> But Google doesn't use big endian CPUs in prod, so you've proven the point you...

> But Google doesn't use big endian CPUs in prod, so you've proven the point yourself.

The whole point is you just memcmp the whole key byte array instead of having to parse out the fields. If the timestamp is in little-endian order, then memcmp won't give you chronological ordering on the timestamp suffix.

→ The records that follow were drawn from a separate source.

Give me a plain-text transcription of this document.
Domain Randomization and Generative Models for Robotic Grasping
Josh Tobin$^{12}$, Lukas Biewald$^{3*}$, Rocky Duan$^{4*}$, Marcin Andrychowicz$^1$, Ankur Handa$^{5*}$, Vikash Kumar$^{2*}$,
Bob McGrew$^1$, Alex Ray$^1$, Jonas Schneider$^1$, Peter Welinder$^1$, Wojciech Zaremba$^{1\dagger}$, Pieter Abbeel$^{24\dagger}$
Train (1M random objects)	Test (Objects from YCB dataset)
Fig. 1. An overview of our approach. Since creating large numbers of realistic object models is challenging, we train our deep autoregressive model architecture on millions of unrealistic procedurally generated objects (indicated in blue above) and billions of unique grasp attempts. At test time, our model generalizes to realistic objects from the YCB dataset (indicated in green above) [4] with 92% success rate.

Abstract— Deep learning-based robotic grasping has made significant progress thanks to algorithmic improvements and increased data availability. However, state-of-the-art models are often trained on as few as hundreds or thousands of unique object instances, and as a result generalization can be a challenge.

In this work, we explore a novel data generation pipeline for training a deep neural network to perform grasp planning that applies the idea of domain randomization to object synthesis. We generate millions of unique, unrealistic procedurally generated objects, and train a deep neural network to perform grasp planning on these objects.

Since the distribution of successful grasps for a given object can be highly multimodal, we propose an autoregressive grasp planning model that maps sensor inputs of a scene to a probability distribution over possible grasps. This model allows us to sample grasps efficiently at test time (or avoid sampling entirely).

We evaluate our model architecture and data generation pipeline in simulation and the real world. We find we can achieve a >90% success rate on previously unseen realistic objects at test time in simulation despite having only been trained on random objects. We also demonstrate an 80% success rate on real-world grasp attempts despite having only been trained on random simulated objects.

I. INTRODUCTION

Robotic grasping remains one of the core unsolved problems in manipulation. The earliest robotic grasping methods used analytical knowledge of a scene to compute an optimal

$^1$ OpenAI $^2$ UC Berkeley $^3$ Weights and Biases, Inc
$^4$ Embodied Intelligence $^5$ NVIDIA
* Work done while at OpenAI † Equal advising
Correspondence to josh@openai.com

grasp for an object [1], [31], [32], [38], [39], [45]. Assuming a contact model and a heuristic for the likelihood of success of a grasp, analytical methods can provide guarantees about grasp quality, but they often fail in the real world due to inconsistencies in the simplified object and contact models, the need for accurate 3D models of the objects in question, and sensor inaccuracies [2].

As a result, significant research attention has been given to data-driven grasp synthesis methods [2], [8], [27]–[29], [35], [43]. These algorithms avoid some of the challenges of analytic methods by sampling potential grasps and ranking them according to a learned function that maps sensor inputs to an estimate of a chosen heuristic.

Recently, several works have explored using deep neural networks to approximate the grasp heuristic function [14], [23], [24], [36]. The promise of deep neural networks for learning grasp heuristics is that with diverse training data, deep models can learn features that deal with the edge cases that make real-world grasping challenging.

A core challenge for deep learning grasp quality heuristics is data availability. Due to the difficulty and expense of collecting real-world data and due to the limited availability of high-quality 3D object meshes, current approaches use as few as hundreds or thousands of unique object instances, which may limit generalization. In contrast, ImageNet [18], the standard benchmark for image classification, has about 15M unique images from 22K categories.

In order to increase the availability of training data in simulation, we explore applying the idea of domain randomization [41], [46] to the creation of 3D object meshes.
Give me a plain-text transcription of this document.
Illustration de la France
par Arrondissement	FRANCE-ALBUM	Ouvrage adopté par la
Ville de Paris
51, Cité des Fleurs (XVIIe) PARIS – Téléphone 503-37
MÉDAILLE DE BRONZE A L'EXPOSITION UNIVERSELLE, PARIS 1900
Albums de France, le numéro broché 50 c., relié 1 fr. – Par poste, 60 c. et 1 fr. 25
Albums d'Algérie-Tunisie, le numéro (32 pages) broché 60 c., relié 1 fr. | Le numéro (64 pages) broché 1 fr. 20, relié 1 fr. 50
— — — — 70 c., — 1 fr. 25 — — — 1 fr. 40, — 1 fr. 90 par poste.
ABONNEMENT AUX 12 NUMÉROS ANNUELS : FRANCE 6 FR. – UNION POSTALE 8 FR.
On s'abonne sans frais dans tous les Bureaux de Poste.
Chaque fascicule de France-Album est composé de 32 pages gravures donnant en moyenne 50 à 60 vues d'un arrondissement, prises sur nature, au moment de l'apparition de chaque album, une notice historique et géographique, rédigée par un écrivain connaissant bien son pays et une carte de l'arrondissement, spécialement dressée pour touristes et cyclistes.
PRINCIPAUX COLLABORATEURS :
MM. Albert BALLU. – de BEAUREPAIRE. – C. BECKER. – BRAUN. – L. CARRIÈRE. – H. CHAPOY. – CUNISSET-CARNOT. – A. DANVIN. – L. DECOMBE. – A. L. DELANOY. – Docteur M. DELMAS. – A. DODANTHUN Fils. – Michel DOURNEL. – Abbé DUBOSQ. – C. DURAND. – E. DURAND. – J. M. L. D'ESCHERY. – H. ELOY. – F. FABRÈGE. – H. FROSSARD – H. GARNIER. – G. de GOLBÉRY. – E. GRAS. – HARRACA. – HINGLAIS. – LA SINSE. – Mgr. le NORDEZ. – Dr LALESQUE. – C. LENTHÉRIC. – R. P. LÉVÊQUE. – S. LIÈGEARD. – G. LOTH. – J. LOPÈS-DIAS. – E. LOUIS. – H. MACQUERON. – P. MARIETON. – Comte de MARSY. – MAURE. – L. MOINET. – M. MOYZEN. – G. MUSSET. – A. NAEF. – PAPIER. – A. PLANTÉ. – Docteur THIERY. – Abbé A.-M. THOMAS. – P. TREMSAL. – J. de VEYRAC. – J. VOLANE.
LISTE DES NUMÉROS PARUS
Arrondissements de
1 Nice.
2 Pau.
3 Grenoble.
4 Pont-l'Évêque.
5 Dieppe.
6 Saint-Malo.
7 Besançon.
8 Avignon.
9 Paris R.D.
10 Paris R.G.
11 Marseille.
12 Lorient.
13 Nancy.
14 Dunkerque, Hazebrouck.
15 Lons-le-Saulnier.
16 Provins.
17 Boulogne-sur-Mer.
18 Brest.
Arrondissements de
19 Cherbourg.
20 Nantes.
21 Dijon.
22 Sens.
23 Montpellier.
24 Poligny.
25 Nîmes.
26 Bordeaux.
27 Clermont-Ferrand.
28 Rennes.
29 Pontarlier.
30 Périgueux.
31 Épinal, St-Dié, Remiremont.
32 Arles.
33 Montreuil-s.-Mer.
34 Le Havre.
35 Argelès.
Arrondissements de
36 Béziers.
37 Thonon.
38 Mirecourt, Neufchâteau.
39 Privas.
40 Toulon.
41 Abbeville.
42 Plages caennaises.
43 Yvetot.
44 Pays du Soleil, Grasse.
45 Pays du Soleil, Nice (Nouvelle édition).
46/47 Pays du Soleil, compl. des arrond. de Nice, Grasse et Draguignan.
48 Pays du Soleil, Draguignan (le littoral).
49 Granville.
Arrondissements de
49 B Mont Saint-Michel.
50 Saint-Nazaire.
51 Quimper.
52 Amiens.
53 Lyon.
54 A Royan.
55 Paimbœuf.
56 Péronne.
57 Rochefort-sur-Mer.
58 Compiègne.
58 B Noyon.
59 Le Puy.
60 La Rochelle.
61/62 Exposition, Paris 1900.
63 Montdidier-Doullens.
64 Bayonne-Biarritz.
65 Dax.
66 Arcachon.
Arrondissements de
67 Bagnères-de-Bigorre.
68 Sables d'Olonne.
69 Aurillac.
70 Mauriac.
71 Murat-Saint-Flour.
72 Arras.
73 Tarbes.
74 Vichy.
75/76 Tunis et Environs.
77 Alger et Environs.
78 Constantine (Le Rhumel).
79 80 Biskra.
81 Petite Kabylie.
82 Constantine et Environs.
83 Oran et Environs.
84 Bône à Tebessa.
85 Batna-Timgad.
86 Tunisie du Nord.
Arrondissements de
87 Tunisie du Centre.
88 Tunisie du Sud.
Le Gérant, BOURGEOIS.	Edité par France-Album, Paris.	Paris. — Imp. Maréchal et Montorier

In the case of pcmpeqb / pmovmskb / bsf, I was explicitly talking about memcmp, not finding the first same or differing byte. I don't want to get too bogged down in specific architectures vs. the more general pros/cons of byte orders themselves... but... there's pcmpeq and pcmpgt, but no pcmpne. That's fine, so to implement memcmp, you'd just xor with -1 before bsf to find the index of the first different byte and then explicitly compare the differing byte. So far so good, except that Intel explicitly designed AVX to scale up to 1024-bit vectors, at which pmovmskb can't pack 128 bits into a GP register. Fine, so use pcmpeqw/pmovmskw instead of pcmpeqb/pmovmskb, but then once you have the offset of the first differing uint16_t, you can't just do a native-endian comparison on the two uint16_ts. If the x86 were big-endian, then bsf with 64-bit GP registers would scale all the way up to 4096-bit vector registers without requiring an extra bit extractions or bswap instructions. It's fundamentally an advantage that a native-endian 64 bit subtraction performs an 8 byte lexographical comparison on big-endian machines.

Granted, the advantage is tiny, but this whole rabbit hole discussion was in reply to "I presume the __only__ advantage to BE today is compatibility then..." (emphasis mine) in [https://news.ycombinator.com/item?id=22660000]